Will this opinion change anything?

“It’s been frustrating to see how the HOAs move the goalposts every year. For instance, in the first year, they said if we pay the accreditation fees, we will have more advantages, which clearly is not legal. The next year, they changed those to fees to admin fees. Regardless of what it’s called, it’s against the Act, and we are hopeful that this opinion will clear the way for change,” hopes Giel Viljoen, Principal Property Practitioner at Leapfrog Property Group Stellenbosch.

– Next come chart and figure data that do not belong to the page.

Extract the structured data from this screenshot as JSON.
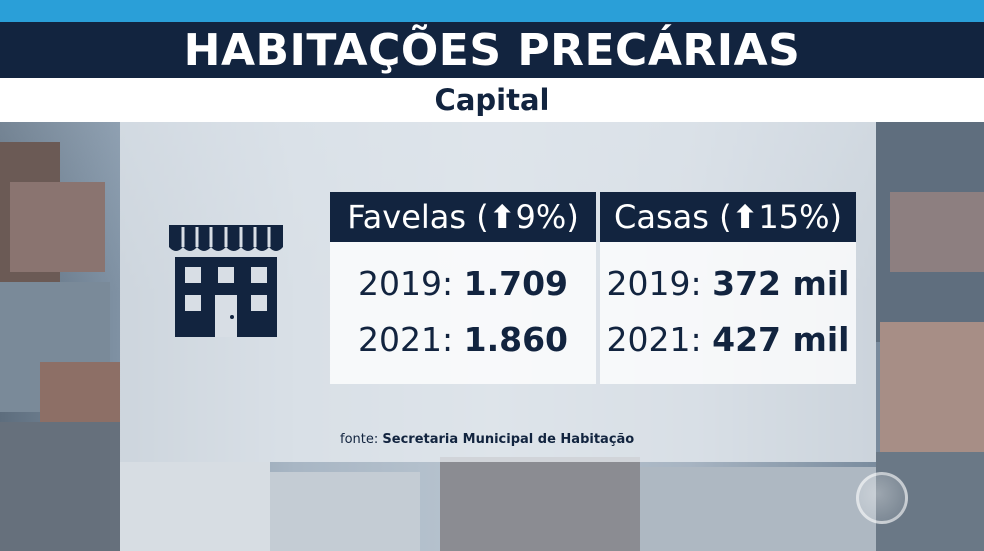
{
  "header": {
    "title": "HABITAÇÕES PRECÁRIAS",
    "subtitle": "Capital"
  },
  "icon": "building-icon",
  "columns": [
    {
      "label": "Favelas (",
      "arrow": "⬆",
      "change": "9%)",
      "rows": [
        {
          "year": "2019:",
          "value": "1.709"
        },
        {
          "year": "2021:",
          "value": "1.860"
        }
      ]
    },
    {
      "label": "Casas (",
      "arrow": "⬆",
      "change": "15%)",
      "rows": [
        {
          "year": "2019:",
          "value": "372 mil"
        },
        {
          "year": "2021:",
          "value": "427 mil"
        }
      ]
    }
  ],
  "source": {
    "label": "fonte:",
    "text": "Secretaria Municipal de Habitação"
  },
  "colors": {
    "navy": "#12243f",
    "accent_blue": "#2a9fd8",
    "white": "#ffffff"
  }
}
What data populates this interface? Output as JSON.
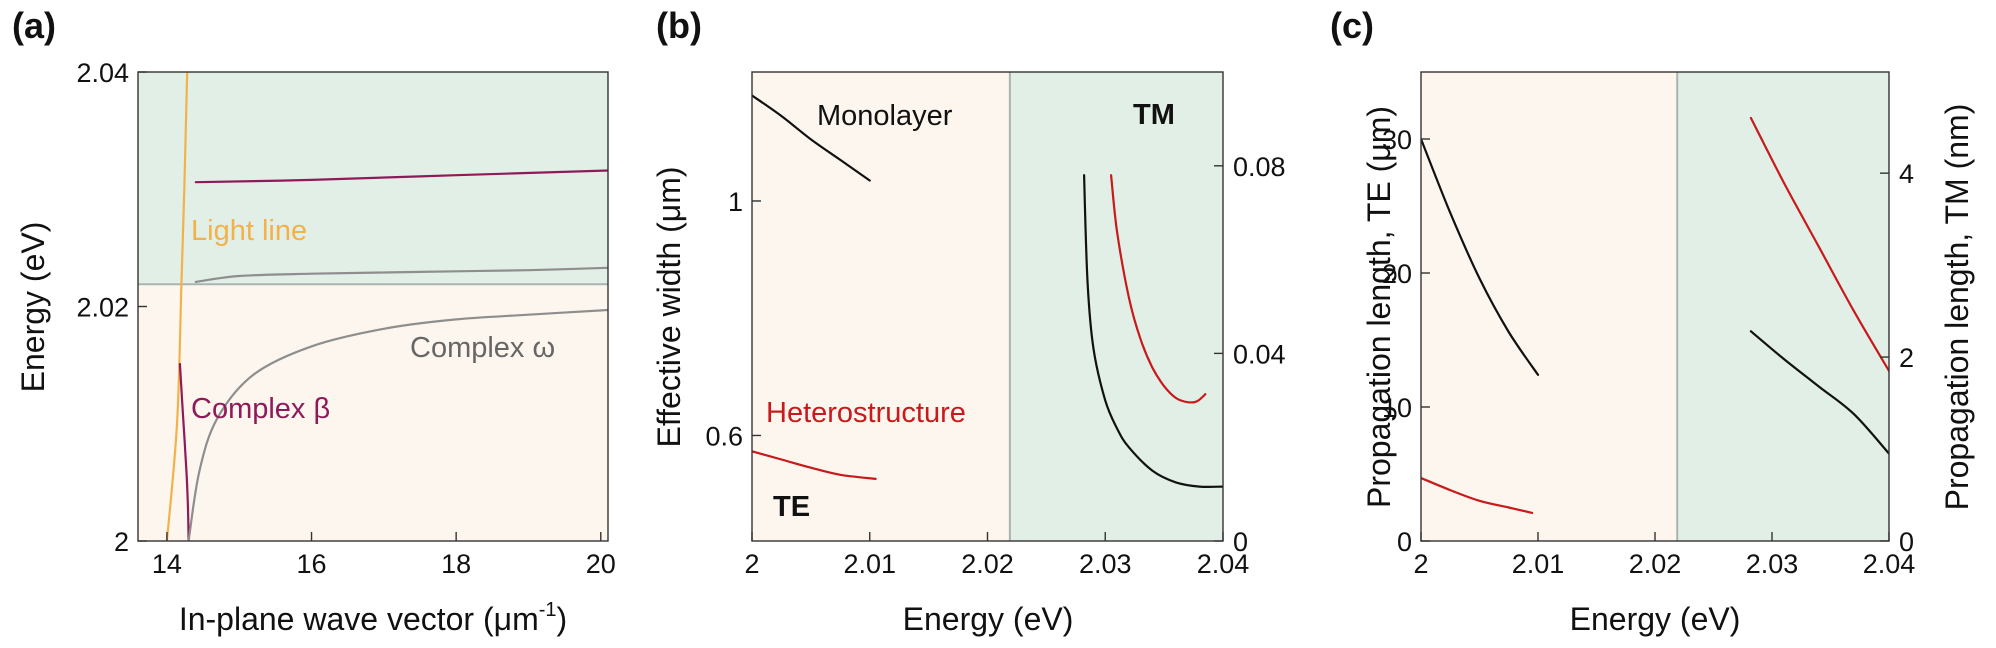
{
  "colors": {
    "te_region": "#fdf6ee",
    "tm_region": "#e2efe6",
    "divider": "#a9b3b0",
    "dark": "#111111",
    "red": "#c8191b",
    "purple": "#8e1a5a",
    "orange": "#f2b24a",
    "gray": "#8e8e8e"
  },
  "chart_data": [
    {
      "type": "line",
      "panel": "(a)",
      "xlabel": "In-plane wave vector (μm",
      "xlabel_sup": "-1",
      "xlabel_close": ")",
      "ylabel": "Energy (eV)",
      "xlim": [
        13.6,
        20.1
      ],
      "ylim": [
        2.0,
        2.04
      ],
      "xticks": [
        14,
        16,
        18,
        20
      ],
      "xtick_labels": [
        "14",
        "16",
        "18",
        "20"
      ],
      "yticks": [
        2.0,
        2.02,
        2.04
      ],
      "ytick_labels": [
        "2",
        "2.02",
        "2.04"
      ],
      "regions": [
        {
          "name": "te",
          "y_range": [
            2.0,
            2.0219
          ]
        },
        {
          "name": "tm",
          "y_range": [
            2.0219,
            2.04
          ]
        }
      ],
      "divider_y": 2.0219,
      "series": [
        {
          "name": "light-line",
          "label": "Light line",
          "color": "orange",
          "points": [
            [
              14.0,
              2.0
            ],
            [
              14.14,
              2.01
            ],
            [
              14.2,
              2.0219
            ],
            [
              14.24,
              2.03
            ],
            [
              14.28,
              2.04
            ]
          ]
        },
        {
          "name": "complex-beta-upper",
          "color": "purple",
          "points": [
            [
              14.4,
              2.0306
            ],
            [
              16,
              2.0308
            ],
            [
              18,
              2.0312
            ],
            [
              20.1,
              2.0316
            ]
          ]
        },
        {
          "name": "complex-beta-lower",
          "label": "Complex β",
          "color": "purple",
          "points": [
            [
              14.18,
              2.0151
            ],
            [
              14.22,
              2.011
            ],
            [
              14.27,
              2.006
            ],
            [
              14.29,
              2.003
            ],
            [
              14.3,
              2.0
            ]
          ]
        },
        {
          "name": "complex-omega-upper",
          "color": "gray",
          "points": [
            [
              14.4,
              2.0221
            ],
            [
              15,
              2.0226
            ],
            [
              16,
              2.0228
            ],
            [
              17,
              2.0229
            ],
            [
              18,
              2.023
            ],
            [
              19,
              2.0231
            ],
            [
              20.1,
              2.0233
            ]
          ]
        },
        {
          "name": "complex-omega-lower",
          "label": "Complex ω",
          "color": "gray",
          "points": [
            [
              14.3,
              2.0
            ],
            [
              14.45,
              2.006
            ],
            [
              14.7,
              2.0105
            ],
            [
              15.2,
              2.0142
            ],
            [
              16,
              2.0166
            ],
            [
              17,
              2.0181
            ],
            [
              18,
              2.0189
            ],
            [
              19,
              2.0193
            ],
            [
              20.1,
              2.0197
            ]
          ]
        }
      ]
    },
    {
      "type": "line",
      "panel": "(b)",
      "xlabel": "Energy (eV)",
      "ylabel": "Effective width (μm)",
      "xlim": [
        2.0,
        2.04
      ],
      "ylim": [
        0.42,
        1.22
      ],
      "y2lim": [
        0.0,
        0.1
      ],
      "xticks": [
        2.0,
        2.01,
        2.02,
        2.03,
        2.04
      ],
      "xtick_labels": [
        "2",
        "2.01",
        "2.02",
        "2.03",
        "2.04"
      ],
      "yticks": [
        0.6,
        1.0
      ],
      "ytick_labels": [
        "0.6",
        "1"
      ],
      "y2ticks": [
        0.0,
        0.04,
        0.08
      ],
      "y2tick_labels": [
        "0",
        "0.04",
        "0.08"
      ],
      "regions": [
        {
          "name": "te",
          "x_range": [
            2.0,
            2.0219
          ],
          "label": "TE"
        },
        {
          "name": "tm",
          "x_range": [
            2.0219,
            2.04
          ],
          "label": "TM"
        }
      ],
      "divider_x": 2.0219,
      "labels": {
        "monolayer": "Monolayer",
        "heterostructure": "Heterostructure"
      },
      "series": [
        {
          "name": "monolayer-te",
          "axis": "left",
          "color": "dark",
          "points": [
            [
              2.0,
              1.18
            ],
            [
              2.0025,
              1.145
            ],
            [
              2.005,
              1.105
            ],
            [
              2.0075,
              1.07
            ],
            [
              2.01,
              1.035
            ]
          ]
        },
        {
          "name": "heterostructure-te",
          "axis": "left",
          "color": "red",
          "points": [
            [
              2.0,
              0.573
            ],
            [
              2.0025,
              0.559
            ],
            [
              2.005,
              0.545
            ],
            [
              2.0075,
              0.533
            ],
            [
              2.0105,
              0.526
            ]
          ]
        },
        {
          "name": "monolayer-tm",
          "axis": "right",
          "color": "dark",
          "points": [
            [
              2.0282,
              0.078
            ],
            [
              2.0285,
              0.055
            ],
            [
              2.029,
              0.041
            ],
            [
              2.03,
              0.03
            ],
            [
              2.031,
              0.024
            ],
            [
              2.032,
              0.02
            ],
            [
              2.034,
              0.015
            ],
            [
              2.036,
              0.0125
            ],
            [
              2.038,
              0.0116
            ],
            [
              2.04,
              0.0116
            ]
          ]
        },
        {
          "name": "heterostructure-tm",
          "axis": "right",
          "color": "red",
          "points": [
            [
              2.0305,
              0.078
            ],
            [
              2.031,
              0.066
            ],
            [
              2.032,
              0.052
            ],
            [
              2.033,
              0.043
            ],
            [
              2.034,
              0.037
            ],
            [
              2.035,
              0.033
            ],
            [
              2.036,
              0.0305
            ],
            [
              2.037,
              0.0296
            ],
            [
              2.0378,
              0.0298
            ],
            [
              2.0385,
              0.0313
            ]
          ]
        }
      ]
    },
    {
      "type": "line",
      "panel": "(c)",
      "xlabel": "Energy (eV)",
      "ylabel": "Propagation length, TE (μm)",
      "y2label": "Propagation length, TM (nm)",
      "xlim": [
        2.0,
        2.04
      ],
      "ylim": [
        0,
        35
      ],
      "y2lim": [
        0,
        5.1
      ],
      "xticks": [
        2.0,
        2.01,
        2.02,
        2.03,
        2.04
      ],
      "xtick_labels": [
        "2",
        "2.01",
        "2.02",
        "2.03",
        "2.04"
      ],
      "yticks": [
        0,
        10,
        20,
        30
      ],
      "ytick_labels": [
        "0",
        "10",
        "20",
        "30"
      ],
      "y2ticks": [
        0,
        2,
        4
      ],
      "y2tick_labels": [
        "0",
        "2",
        "4"
      ],
      "regions": [
        {
          "name": "te",
          "x_range": [
            2.0,
            2.0219
          ]
        },
        {
          "name": "tm",
          "x_range": [
            2.0219,
            2.04
          ]
        }
      ],
      "divider_x": 2.0219,
      "series": [
        {
          "name": "monolayer-te",
          "axis": "left",
          "color": "dark",
          "points": [
            [
              2.0,
              30.0
            ],
            [
              2.0025,
              24.5
            ],
            [
              2.005,
              19.6
            ],
            [
              2.0075,
              15.6
            ],
            [
              2.01,
              12.4
            ]
          ]
        },
        {
          "name": "heterostructure-te",
          "axis": "left",
          "color": "red",
          "points": [
            [
              2.0,
              4.7
            ],
            [
              2.0025,
              3.8
            ],
            [
              2.005,
              3.0
            ],
            [
              2.0075,
              2.5
            ],
            [
              2.0095,
              2.1
            ]
          ]
        },
        {
          "name": "monolayer-tm",
          "axis": "right",
          "color": "dark",
          "points": [
            [
              2.0282,
              2.28
            ],
            [
              2.031,
              1.98
            ],
            [
              2.034,
              1.68
            ],
            [
              2.037,
              1.38
            ],
            [
              2.04,
              0.95
            ]
          ]
        },
        {
          "name": "heterostructure-tm",
          "axis": "right",
          "color": "red",
          "points": [
            [
              2.0282,
              4.6
            ],
            [
              2.031,
              3.9
            ],
            [
              2.034,
              3.2
            ],
            [
              2.037,
              2.5
            ],
            [
              2.04,
              1.85
            ]
          ]
        }
      ]
    }
  ]
}
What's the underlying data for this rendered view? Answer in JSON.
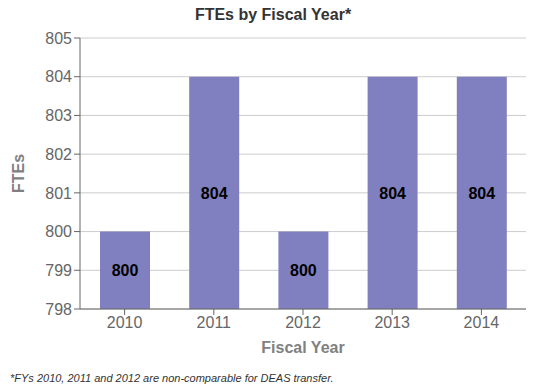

“Whether the senior counsel’s opinion obtained by Rebosa will have an effect or impact on these continued practices by HOAs will, in my view, depend on whether the PPRA takes direct action against HOAs including, if necessary, legal action to interdict such prohibited conduct.  As far as I am aware, up to now, the PPRA has only taken action against property practitioners who co-operate with the HOAs and pay them the accreditation or similar fees.  It is my hope, however, that the opinion obtained from the senior counsel by Rebosa will prompt the PPRA to take appropriate and firm action against the Home Owners Associations directly, as in my opinion, only such direct action is likely to bring a speedy and complete halt to these undesirable practices by the HOAs”, says De Abreu.

Le Roux shares that “Rebosa firmly believe these undesirable practices will only cease if everyone stops doing it. To this end, we urge the PPRA to immediately start taking action against offending HOAs with the same diligence it has shown in rooting out offending estate agents”.